Ticks are one of the most common parasites in the United States. Anyone who goes outdoors or lives with pets has the potential to be bitten by the blood-sucking arachnid. While just the thought of a tick is enough to scare many people, the real reason for concern is the health dangers that can come with a tick bite. Here are four tick-borne illnesses commonly reported in the mid-Atlantic:

1. LYME DISEASE
Lyme disease is the most commonly reported tick-borne illness in the United States of America. It is transmitted through the bite of deer ticks. In most cases, the tick must be attached for 36–48 hours or more before the Lyme disease bacterium is transmitted. Because of this, most humans are infected by the bites of immature ticks called nymphs. These ticks are harder to see and less likely to be quickly removed. If you are at risk of getting a tick bite, it is important to perform a full tick check daily.
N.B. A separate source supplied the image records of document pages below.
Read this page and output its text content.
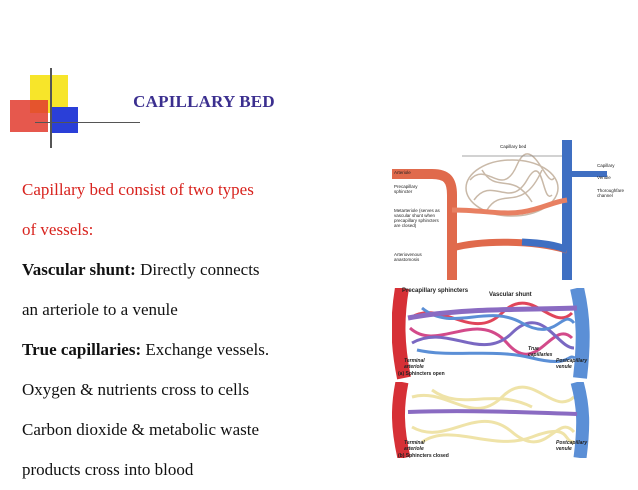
CAPILLARY BED

Capillary bed consist of two types

of vessels:

Vascular shunt: Directly connects

an arteriole to a venule

True capillaries: Exchange vessels.

Oxygen & nutrients cross to cells

Carbon dioxide & metabolic waste

products cross into blood

Capillary bed
Arteriole
Precapillary
sphincter
Metarteriole (serves as
vascular shunt when
precapillary sphincters
are closed)
Arteriovenous
anastomosis
Capillary
Venule
Thoroughfare
channel
Precapillary sphincters
Vascular shunt
True
capillaries
Terminal
arteriole
Postcapillary
venule
(a) Sphincters open
Terminal
arteriole
Postcapillary
venule
(b) Sphincters closed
Typical symptoms of Lyme disease may, but not always, include fever, headache, fatigue, muscle pains, and an identifiable rash called Erythema chronicum migrans. This rash occurs in 70–80% of infected persons and has a bulls-eye appearance. The rash may also feel warm to the touch but is rarely itchy or painful.
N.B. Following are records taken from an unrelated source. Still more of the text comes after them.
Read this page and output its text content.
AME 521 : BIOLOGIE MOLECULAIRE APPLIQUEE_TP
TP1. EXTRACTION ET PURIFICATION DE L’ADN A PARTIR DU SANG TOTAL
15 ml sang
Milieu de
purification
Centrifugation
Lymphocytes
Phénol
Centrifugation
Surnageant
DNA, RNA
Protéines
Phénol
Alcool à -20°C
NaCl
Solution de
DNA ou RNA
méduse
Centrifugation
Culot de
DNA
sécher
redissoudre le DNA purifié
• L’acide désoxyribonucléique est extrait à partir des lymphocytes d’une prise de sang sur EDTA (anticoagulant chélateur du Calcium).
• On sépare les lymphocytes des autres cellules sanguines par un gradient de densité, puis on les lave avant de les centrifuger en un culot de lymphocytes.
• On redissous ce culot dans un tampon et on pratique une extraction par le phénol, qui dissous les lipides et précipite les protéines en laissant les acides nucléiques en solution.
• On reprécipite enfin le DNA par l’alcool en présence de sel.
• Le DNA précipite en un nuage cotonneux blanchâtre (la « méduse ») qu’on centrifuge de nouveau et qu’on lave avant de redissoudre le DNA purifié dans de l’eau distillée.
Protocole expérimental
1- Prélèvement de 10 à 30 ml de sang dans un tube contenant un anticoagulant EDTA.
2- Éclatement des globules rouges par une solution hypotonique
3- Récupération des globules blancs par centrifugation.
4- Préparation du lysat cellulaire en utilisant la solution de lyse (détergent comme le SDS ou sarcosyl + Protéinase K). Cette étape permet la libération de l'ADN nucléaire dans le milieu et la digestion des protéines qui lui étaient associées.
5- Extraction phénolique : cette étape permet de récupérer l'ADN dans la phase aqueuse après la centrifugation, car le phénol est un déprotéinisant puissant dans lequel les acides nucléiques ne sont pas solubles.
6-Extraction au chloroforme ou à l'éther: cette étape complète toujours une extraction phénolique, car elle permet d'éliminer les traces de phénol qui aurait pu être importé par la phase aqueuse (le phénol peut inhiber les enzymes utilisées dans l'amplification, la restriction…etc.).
Lyme disease is usually treated with antibiotics, and patients treated in the early stages of Lyme disease typically recover rapidly and completely. Knowing the symptoms and identifying them early is a key to treating Lyme disease successfully.

2. ANAPLASMOSIS
Anaplasmosis is a recently identified disease with cases increasing since the mid-1990s. This disease is present along the east coast and is especially prevalent in New England.

Symptoms typically do not appear for 1–2 weeks after the bite of an infected tick. Few people with the disease experience all of its symptoms, and the number and combination of symptoms varies among individuals. The commonly seen symptoms associated with Anaplasmosis include:
  • fever
  • headache
  • muscle pain
  • general discomfort or uneasiness
  • chills
  • nausea/abdominal
  • cough
  • confusion
  • rash (rare)

3. EHRLICHIOSIS
Ehrlichiosis is a term used to describe several bacterial diseases that affect animals and humans. There are three different variations of Ehrlichiosis in the United States, and two of them are spread by the lone star tick, a common tick on the East coast. This tick-borne illness is of particular concern to those in the mid-Atlantic, with the highest instance rates concentrated along a band from Arkansas to Virginia, including Delaware, Maryland, and North Carolina. Lone star tick bites are typically painless, and about half of the people who develop Ehrlichiosis may not remember being bitten by a tick.

Typically symptoms develop 1–2 weeks after being bitten by an infected tick. The following symptoms are often seen with this disease; however, the combination or severity of the symptoms varies among individuals:
  • fever
  • headache
  • chills
  • general discomfort or uneasiness
  • nausea/vomiting/diarrhea
  • rash (up to 60% of children, but only 30% of adults)

4. ROCKY MOUNTAIN SPOTTED FEVER
Rocky Mountain Spotted Fever (RMSF) is a potentially fatal human illness caused by a tick-borne bacterium. Despite its name, this disease can be contracted almost anywhere in the United States. Initial symptoms of RMSF typically begin 2–14 days after being bitten by an infected tick. The initial symptoms often include fever and headache, prompting most people to visit a health provider during the first few days. However, the nonspecific nature of the symptoms often results in several visits with a physician before a final diagnosis is made.

Patient’s usually experience a varying combination of the following symptoms:
  • fever
  • rash occurring 2–5 days after onset of fever
  • headache
  • nausea and vomiting
  • abdominal pain
  • muscle pain

The best way to avoid these diseases is to be proactive. Avoid wooded and bushy areas with high grass. If you go hiking, stick to marked paths and try to walk in the center of the trail. If possible, tuck your shirt inside of your pants and your pant legs inside of your socks. The use of repellents that contain 20% or more DEET is also a good preventative measure. Give yourself, your children, and your pets a thorough tick inspection any time that you or they have been outside.